Day: 15
Date: Wednesday, 01 May 2019
Start: Mt Wills Hut
Finish: Taylors Crossing Hikers Campground
Daily Kilometres: 26.1
Total AAWT Kilometres: 322.5
Weather: Foggy then overcast with occasional rain and high winds
Accommodation: Tent
Nutrition:
Breakfast: Muesli
Lunch: Trail Mix
Dinner: Rehydrated Meal
Aches: Both very tired
Highlight: After a pretty wet day, having a dry last two hours of walking to reach the very pretty hikers' campground at Taylors Crossing, where we managed to set up camp, wash and eat just before it started raining again. Very lucky timing.
Lowlight: Fog and cloud prevented views for most of the day.
Pictures: Click here
Map and Position: Click here for Google Map
Journal:
We delayed getting up to 6:30, and left Mt Wills Hut around 7:30, having farewelled our fellow hiker residents. They were also hiking the AAWT, but only the section from Hotham to Thredbo, and planning to take 17 days. We plan on 8 days for the same section. It's possible we will see them again, since they also have food cached near the Benambra-Corryong Road, where we will be spending much of tomorrow, but probably not.
There should have been great views from Mt Wills as we traversed its alpine summit, but it was very foggy and breezy, and even navigation was difficult, with the GPS resorted to on several occasions. I was listening to the morning news as we hiked and heard there was a severe weather warning for all Victorian alpine areas. We were lucky that most of today's hiking was going to be about descending from the alpine areas, and although we had enough rain to make things unpleasant, and we could hear the wind roaring in the tree tops, it wasn't too bad.
The rain did make the steeper descents tricky in parts, but there were many sections of the day's hiking where we travelled along narrow trails through dense wet forest, and there's something beautiful and atmospheric about the Australian bush in the rain.
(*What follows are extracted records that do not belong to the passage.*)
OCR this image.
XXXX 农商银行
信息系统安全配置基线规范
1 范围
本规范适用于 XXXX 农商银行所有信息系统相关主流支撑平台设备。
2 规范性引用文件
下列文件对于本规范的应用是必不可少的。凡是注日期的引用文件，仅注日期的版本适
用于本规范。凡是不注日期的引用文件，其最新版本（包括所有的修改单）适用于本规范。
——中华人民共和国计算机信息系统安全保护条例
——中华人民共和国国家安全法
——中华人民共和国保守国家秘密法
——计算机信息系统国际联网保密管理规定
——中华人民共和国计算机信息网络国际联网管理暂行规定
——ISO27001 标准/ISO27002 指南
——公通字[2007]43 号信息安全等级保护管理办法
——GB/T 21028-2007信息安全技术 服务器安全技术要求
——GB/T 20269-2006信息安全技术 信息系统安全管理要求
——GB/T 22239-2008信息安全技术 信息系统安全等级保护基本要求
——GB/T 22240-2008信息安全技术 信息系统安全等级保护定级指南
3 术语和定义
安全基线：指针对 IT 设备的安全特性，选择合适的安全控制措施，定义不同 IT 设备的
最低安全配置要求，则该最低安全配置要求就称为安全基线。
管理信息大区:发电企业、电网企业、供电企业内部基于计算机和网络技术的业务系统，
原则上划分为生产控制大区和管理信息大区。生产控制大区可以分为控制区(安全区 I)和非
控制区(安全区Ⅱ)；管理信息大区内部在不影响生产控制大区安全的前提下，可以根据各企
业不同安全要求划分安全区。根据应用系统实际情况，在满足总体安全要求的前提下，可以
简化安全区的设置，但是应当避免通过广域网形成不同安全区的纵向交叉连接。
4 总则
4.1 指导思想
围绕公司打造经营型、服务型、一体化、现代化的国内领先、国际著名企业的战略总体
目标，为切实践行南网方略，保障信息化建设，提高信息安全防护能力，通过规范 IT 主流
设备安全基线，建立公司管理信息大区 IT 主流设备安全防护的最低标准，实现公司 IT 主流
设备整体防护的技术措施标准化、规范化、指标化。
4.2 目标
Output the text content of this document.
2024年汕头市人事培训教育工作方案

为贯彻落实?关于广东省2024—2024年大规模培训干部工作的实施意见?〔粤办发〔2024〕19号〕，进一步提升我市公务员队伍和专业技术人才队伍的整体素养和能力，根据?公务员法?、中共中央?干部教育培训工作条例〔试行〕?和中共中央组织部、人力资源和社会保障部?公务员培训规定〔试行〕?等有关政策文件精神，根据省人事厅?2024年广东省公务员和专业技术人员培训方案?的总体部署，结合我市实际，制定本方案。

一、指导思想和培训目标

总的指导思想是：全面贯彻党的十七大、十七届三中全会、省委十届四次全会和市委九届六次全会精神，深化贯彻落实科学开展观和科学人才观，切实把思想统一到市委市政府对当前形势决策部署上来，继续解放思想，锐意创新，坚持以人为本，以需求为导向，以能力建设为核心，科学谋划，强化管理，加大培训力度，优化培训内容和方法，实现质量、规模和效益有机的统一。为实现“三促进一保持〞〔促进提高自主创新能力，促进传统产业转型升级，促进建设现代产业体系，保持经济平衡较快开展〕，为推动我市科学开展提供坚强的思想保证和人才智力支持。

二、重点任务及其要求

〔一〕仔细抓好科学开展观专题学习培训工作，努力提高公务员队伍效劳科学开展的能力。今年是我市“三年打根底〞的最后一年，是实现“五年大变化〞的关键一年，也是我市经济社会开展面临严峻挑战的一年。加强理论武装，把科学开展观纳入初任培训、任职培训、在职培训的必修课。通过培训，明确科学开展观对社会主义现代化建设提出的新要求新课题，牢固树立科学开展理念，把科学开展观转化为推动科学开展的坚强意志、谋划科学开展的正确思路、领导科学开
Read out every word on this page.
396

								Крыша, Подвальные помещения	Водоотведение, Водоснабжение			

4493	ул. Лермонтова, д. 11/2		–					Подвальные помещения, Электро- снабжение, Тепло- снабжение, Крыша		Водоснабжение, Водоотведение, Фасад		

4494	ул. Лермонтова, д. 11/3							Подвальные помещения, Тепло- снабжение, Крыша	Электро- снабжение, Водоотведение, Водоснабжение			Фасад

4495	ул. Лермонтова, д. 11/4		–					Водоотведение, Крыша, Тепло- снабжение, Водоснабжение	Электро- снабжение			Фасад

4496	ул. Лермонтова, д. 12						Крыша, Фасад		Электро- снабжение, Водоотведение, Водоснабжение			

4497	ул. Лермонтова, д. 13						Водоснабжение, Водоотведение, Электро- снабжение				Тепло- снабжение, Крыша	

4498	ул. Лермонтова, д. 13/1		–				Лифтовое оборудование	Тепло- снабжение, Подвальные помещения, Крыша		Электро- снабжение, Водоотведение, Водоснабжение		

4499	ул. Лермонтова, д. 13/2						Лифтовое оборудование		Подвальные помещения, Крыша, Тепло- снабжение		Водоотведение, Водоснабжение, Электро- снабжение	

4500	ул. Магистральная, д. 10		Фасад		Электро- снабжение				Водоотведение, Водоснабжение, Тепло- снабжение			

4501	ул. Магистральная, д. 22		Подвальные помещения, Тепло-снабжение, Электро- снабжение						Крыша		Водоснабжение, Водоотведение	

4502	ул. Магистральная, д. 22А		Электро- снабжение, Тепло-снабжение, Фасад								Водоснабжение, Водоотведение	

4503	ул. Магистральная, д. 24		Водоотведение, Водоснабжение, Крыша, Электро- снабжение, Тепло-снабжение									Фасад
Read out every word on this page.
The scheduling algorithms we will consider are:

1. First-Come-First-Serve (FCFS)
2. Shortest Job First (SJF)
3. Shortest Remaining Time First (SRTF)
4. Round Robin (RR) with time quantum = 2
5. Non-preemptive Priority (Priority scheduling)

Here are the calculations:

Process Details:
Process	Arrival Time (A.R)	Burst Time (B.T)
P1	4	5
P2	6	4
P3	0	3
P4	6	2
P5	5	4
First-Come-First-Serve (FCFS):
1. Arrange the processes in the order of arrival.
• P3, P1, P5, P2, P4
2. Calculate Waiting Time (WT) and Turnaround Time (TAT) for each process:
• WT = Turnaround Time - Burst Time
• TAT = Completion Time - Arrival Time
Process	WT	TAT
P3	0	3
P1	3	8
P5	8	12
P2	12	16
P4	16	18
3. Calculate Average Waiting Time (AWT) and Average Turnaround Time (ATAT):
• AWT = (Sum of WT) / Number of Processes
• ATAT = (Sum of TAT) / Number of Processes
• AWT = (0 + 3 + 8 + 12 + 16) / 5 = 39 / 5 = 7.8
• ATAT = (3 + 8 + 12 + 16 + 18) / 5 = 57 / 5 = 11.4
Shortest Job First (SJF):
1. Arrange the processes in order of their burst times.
Our route went along the Omeo Highway for a couple of kilometres, and we saw a few vehicles, the only people we saw all day after leaving Mt Wills and before getting to Taylors Crossing where there were a couple of tourists.
From the Omeo Highway, a long descent down Gill Spur brought us to Gill Creek, a damp ferny place where we had lunch. It was probably here that we picked up some leeches, a couple of which left Julie hiking all afternoon with spectacularly bloody legs. After fording Gill Creek, there was a monster ascent in the rain on a narrow track through sodden vegetation up to the top of the Wombat Range that left us both exhausted. But from there, the rest of the day was almost entirely on firetrail and the rain eased, making for very pleasant walking at a good pace. We pushed on to Taylors Crossing, a few kilometres further than scheduled, knowing the camping there was good (see above). We now have an even shorter day tomorrow (9km) to our food cache on a day forecast to be very wet, so we might just get there, set up the camp, and spend the rest of the day eating (our treats), reading and sleeping inside the tent.